The question in this case was to what extent franchisees are permitted to run online promotions that have a national reach in addition to their territories. The franchisee in question argued that a restriction by SZ on such promotions affected their exclusive right of use. However, SZ’s justification for the restriction of this right was that it wanted to protect its image.
It follows from an important judgment of the Court of Justice of the European Union of 6 December 2017 (ECLI:EU:C:2017:941, Coty Germany GmbH-Parfümerie Akzente GmbH) that a ban on sales of luxury products via online marketplaces is compatible with competition law if its purpose is to protect the product’s image. However, the ban must be proportionate to the objective pursued.

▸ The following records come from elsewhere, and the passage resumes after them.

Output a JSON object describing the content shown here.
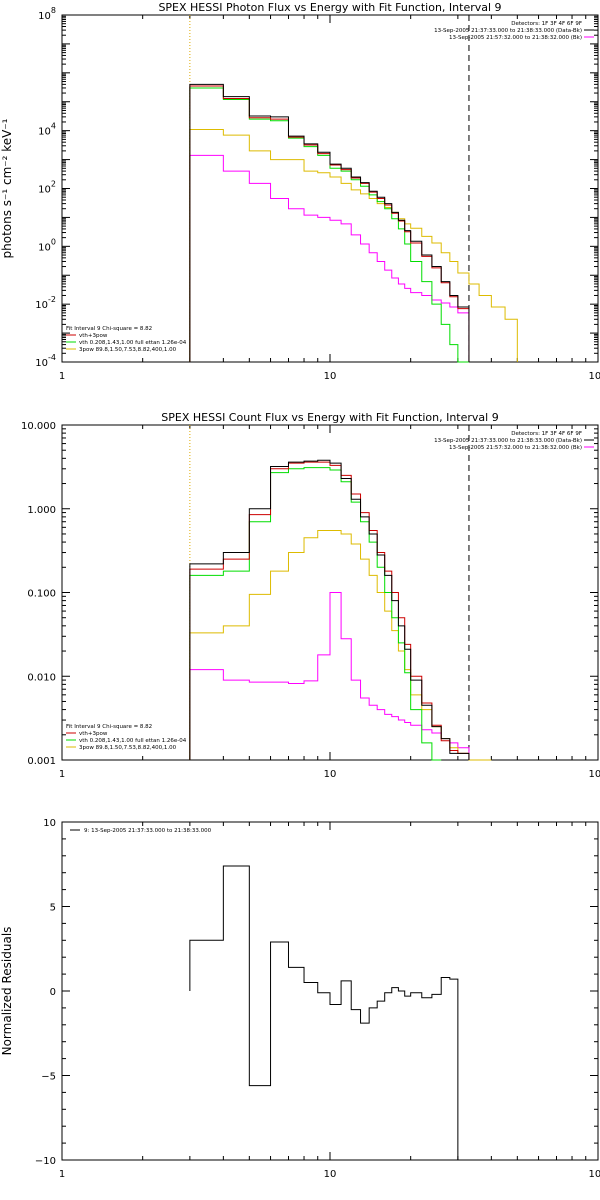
{
  "chart_data": [
    {
      "type": "line",
      "title": "SPEX HESSI Photon Flux vs Energy with Fit Function, Interval 9",
      "xlabel": "",
      "ylabel": "photons s⁻¹ cm⁻² keV⁻¹",
      "xscale": "log",
      "yscale": "log",
      "xlim": [
        1,
        100
      ],
      "ylim": [
        0.0001,
        100000000
      ],
      "x_ticks": [
        "1",
        "10",
        "100"
      ],
      "y_ticks": [
        {
          "v": 0.0001,
          "b": "10",
          "e": "-4"
        },
        {
          "v": 0.01,
          "b": "10",
          "e": "-2"
        },
        {
          "v": 1,
          "b": "10",
          "e": "0"
        },
        {
          "v": 100,
          "b": "10",
          "e": "2"
        },
        {
          "v": 10000,
          "b": "10",
          "e": "4"
        },
        {
          "v": 100000000,
          "b": "10",
          "e": "8"
        }
      ],
      "legend_top": [
        "Detectors: 1F 3F 4F 6F 9F",
        "13-Sep-2005 21:37:33.000 to 21:38:33.000 (Data-Bk)",
        "13-Sep-2005 21:57:32.000 to 21:38:32.000 (Bk)"
      ],
      "legend_top_colors": [
        "",
        "#000000",
        "#ff00ff"
      ],
      "legend_bottom": [
        "Fit Interval 9   Chi-square = 8.82",
        "vth+3pow",
        "vth 0.208,1.43,1.00  full ettan 1.26e-04",
        "3pow 89.8,1.50,7.53,8.82,400,1.00"
      ],
      "legend_bottom_colors": [
        "",
        "#cc0000",
        "#00dd00",
        "#ddbb00"
      ],
      "vlines": [
        {
          "x": 3,
          "style": "dotted",
          "color": "#ddaa00"
        },
        {
          "x": 33,
          "style": "dashed",
          "color": "#000000"
        }
      ],
      "energy_edges": [
        3,
        4,
        5,
        6,
        7,
        8,
        9,
        10,
        11,
        12,
        13,
        14,
        15,
        16,
        17,
        18,
        19,
        20,
        22,
        24,
        26,
        28,
        30,
        33,
        36,
        40,
        45,
        50
      ],
      "series": [
        {
          "name": "13-Sep-2005 21:37:33.000 to 21:38:33.000 (Data-Bk)",
          "color": "#000000",
          "values": [
            400000,
            150000,
            32000,
            30000,
            6500,
            3500,
            1800,
            700,
            500,
            250,
            160,
            80,
            50,
            30,
            15,
            8,
            3.5,
            1.5,
            0.5,
            0.2,
            0.06,
            0.02,
            0.008
          ]
        },
        {
          "name": "vth+3pow",
          "color": "#cc0000",
          "values": [
            350000,
            130000,
            28000,
            25000,
            6000,
            3200,
            1600,
            650,
            450,
            230,
            150,
            75,
            45,
            27,
            14,
            7.5,
            3.2,
            1.3,
            0.45,
            0.18,
            0.055,
            0.018,
            0.007
          ]
        },
        {
          "name": "vth 0.208,1.43,1.00  full ettan 1.26e-04",
          "color": "#00dd00",
          "values": [
            300000,
            120000,
            25000,
            22000,
            5500,
            2800,
            1400,
            500,
            400,
            200,
            120,
            60,
            35,
            20,
            9,
            4,
            1.2,
            0.3,
            0.06,
            0.01,
            0.002,
            0.0004,
            0.0001
          ]
        },
        {
          "name": "3pow 89.8,1.50,7.53,8.82,400,1.00",
          "color": "#ddbb00",
          "values": [
            11000,
            7000,
            2000,
            1000,
            1000,
            400,
            350,
            250,
            150,
            90,
            65,
            45,
            30,
            22,
            15,
            9,
            6,
            4.2,
            2.2,
            1.3,
            0.6,
            0.3,
            0.12,
            0.05,
            0.02,
            0.008,
            0.003
          ]
        },
        {
          "name": "13-Sep-2005 21:57:32.000 to 21:38:32.000 (Bk)",
          "color": "#ff00ff",
          "values": [
            1400,
            400,
            150,
            45,
            20,
            12,
            10,
            8,
            6,
            2.5,
            1.2,
            0.6,
            0.3,
            0.15,
            0.08,
            0.05,
            0.035,
            0.025,
            0.02,
            0.014,
            0.011,
            0.008,
            0.005
          ]
        }
      ]
    },
    {
      "type": "line",
      "title": "SPEX HESSI Count Flux vs Energy with Fit Function, Interval 9",
      "xlabel": "",
      "ylabel": "",
      "xscale": "log",
      "yscale": "log",
      "xlim": [
        1,
        100
      ],
      "ylim": [
        0.001,
        10
      ],
      "x_ticks": [
        "1",
        "10",
        "100"
      ],
      "y_ticks": [
        {
          "v": 0.001,
          "t": "0.001"
        },
        {
          "v": 0.01,
          "t": "0.010"
        },
        {
          "v": 0.1,
          "t": "0.100"
        },
        {
          "v": 1,
          "t": "1.000"
        },
        {
          "v": 10,
          "t": "10.000"
        }
      ],
      "legend_top": [
        "Detectors: 1F 3F 4F 6F 9F",
        "13-Sep-2005 21:37:33.000 to 21:38:33.000 (Data-Bk)",
        "13-Sep-2005 21:57:32.000 to 21:38:32.000 (Bk)"
      ],
      "legend_top_colors": [
        "",
        "#000000",
        "#ff00ff"
      ],
      "legend_bottom": [
        "Fit Interval 9   Chi-square = 8.82",
        "vth+3pow",
        "vth 0.208,1.43,1.00  full ettan 1.26e-04",
        "3pow 89.8,1.50,7.53,8.82,400,1.00"
      ],
      "legend_bottom_colors": [
        "",
        "#cc0000",
        "#00dd00",
        "#ddbb00"
      ],
      "vlines": [
        {
          "x": 3,
          "style": "dotted",
          "color": "#ddaa00"
        },
        {
          "x": 33,
          "style": "dashed",
          "color": "#000000"
        }
      ],
      "energy_edges": [
        3,
        4,
        5,
        6,
        7,
        8,
        9,
        10,
        11,
        12,
        13,
        14,
        15,
        16,
        17,
        18,
        19,
        20,
        22,
        24,
        26,
        28,
        30,
        33,
        36,
        40,
        45,
        50
      ],
      "series": [
        {
          "name": "13-Sep-2005 21:37:33.000 to 21:38:33.000 (Data-Bk)",
          "color": "#000000",
          "values": [
            0.22,
            0.3,
            1.0,
            3.2,
            3.6,
            3.7,
            3.8,
            3.5,
            2.3,
            1.3,
            0.8,
            0.5,
            0.28,
            0.16,
            0.08,
            0.04,
            0.021,
            0.009,
            0.0045,
            0.0025,
            0.0018,
            0.0012,
            0.0012
          ]
        },
        {
          "name": "vth+3pow",
          "color": "#cc0000",
          "values": [
            0.19,
            0.25,
            0.85,
            3.0,
            3.5,
            3.6,
            3.6,
            3.3,
            2.5,
            1.5,
            0.9,
            0.55,
            0.3,
            0.18,
            0.1,
            0.05,
            0.024,
            0.01,
            0.0048,
            0.0026,
            0.0017,
            0.0013,
            0.0012
          ]
        },
        {
          "name": "vth 0.208,1.43,1.00  full ettan 1.26e-04",
          "color": "#00dd00",
          "values": [
            0.16,
            0.18,
            0.7,
            2.7,
            3.0,
            3.1,
            3.1,
            2.9,
            2.1,
            1.2,
            0.7,
            0.4,
            0.2,
            0.1,
            0.05,
            0.025,
            0.011,
            0.004,
            0.0016,
            0.0008
          ]
        },
        {
          "name": "3pow 89.8,1.50,7.53,8.82,400,1.00",
          "color": "#ddbb00",
          "values": [
            0.033,
            0.04,
            0.095,
            0.18,
            0.3,
            0.45,
            0.55,
            0.55,
            0.5,
            0.38,
            0.25,
            0.16,
            0.1,
            0.06,
            0.035,
            0.02,
            0.012,
            0.006,
            0.004,
            0.0025,
            0.0018,
            0.0014,
            0.0012,
            0.001,
            0.001
          ]
        },
        {
          "name": "13-Sep-2005 21:57:32.000 to 21:38:32.000 (Bk)",
          "color": "#ff00ff",
          "values": [
            0.012,
            0.009,
            0.0085,
            0.0085,
            0.0082,
            0.0088,
            0.018,
            0.1,
            0.028,
            0.009,
            0.0055,
            0.0045,
            0.004,
            0.0035,
            0.0033,
            0.003,
            0.0028,
            0.0026,
            0.0023,
            0.0021,
            0.0018,
            0.0016,
            0.0014
          ]
        }
      ]
    },
    {
      "type": "line",
      "title": "",
      "xlabel": "",
      "ylabel": "Normalized Residuals",
      "xscale": "log",
      "yscale": "linear",
      "xlim": [
        1,
        100
      ],
      "ylim": [
        -10,
        10
      ],
      "x_ticks": [
        "1",
        "10",
        "100"
      ],
      "y_ticks": [
        {
          "v": -10,
          "t": "−10"
        },
        {
          "v": -5,
          "t": "−5"
        },
        {
          "v": 0,
          "t": "0"
        },
        {
          "v": 5,
          "t": "5"
        },
        {
          "v": 10,
          "t": "10"
        }
      ],
      "legend_top": [
        "9: 13-Sep-2005 21:37:33.000 to 21:38:33.000"
      ],
      "legend_top_colors": [
        "#000000"
      ],
      "energy_edges": [
        3,
        4,
        5,
        6,
        7,
        8,
        9,
        10,
        11,
        12,
        13,
        14,
        15,
        16,
        17,
        18,
        19,
        20,
        22,
        24,
        26,
        28,
        30,
        33
      ],
      "series": [
        {
          "name": "9: 13-Sep-2005 21:37:33.000 to 21:38:33.000",
          "color": "#000000",
          "values": [
            3.0,
            7.4,
            -5.6,
            2.9,
            1.4,
            0.5,
            -0.1,
            -0.8,
            0.6,
            -1.1,
            -1.9,
            -1.0,
            -0.6,
            -0.1,
            0.2,
            0.0,
            -0.3,
            -0.1,
            -0.4,
            -0.2,
            0.8,
            0.7
          ]
        }
      ]
    }
  ]
}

SZ argued that the image of the “Size Zero” formula and that of other franchisees would be harmed by the (uncoordinated) presence of the franchisee’s salons on so-called ‘cheap deals sites.’ The promotions were visible outside the franchisee’s territory. Only nationally coordinated promotions by SZ on Social Deal would be acceptable. SZ argued that advertising that is visible outside the territory should be coordinated with SZ.
The subdistrict court gave short shrift of this defence. The fact is that SZ also used Social Deal for national promotions. Therefore, SZ’s reliance on damage to its image cannot be reconciled with this. The mere circumstance that the promotions were not coordinated in advance with SZ (or otherwise) does not change this.
The subdistrict court ruled that the restriction which SZ had imposed on the franchisee with regard to Social Deal was disproportionate in relation to the objective pursued by SZ. In doing so, SZ had committed an unacceptable infringement of the franchisee’s contractual right to use the trademark. As a result, SZ had failed to comply with the franchise agreement.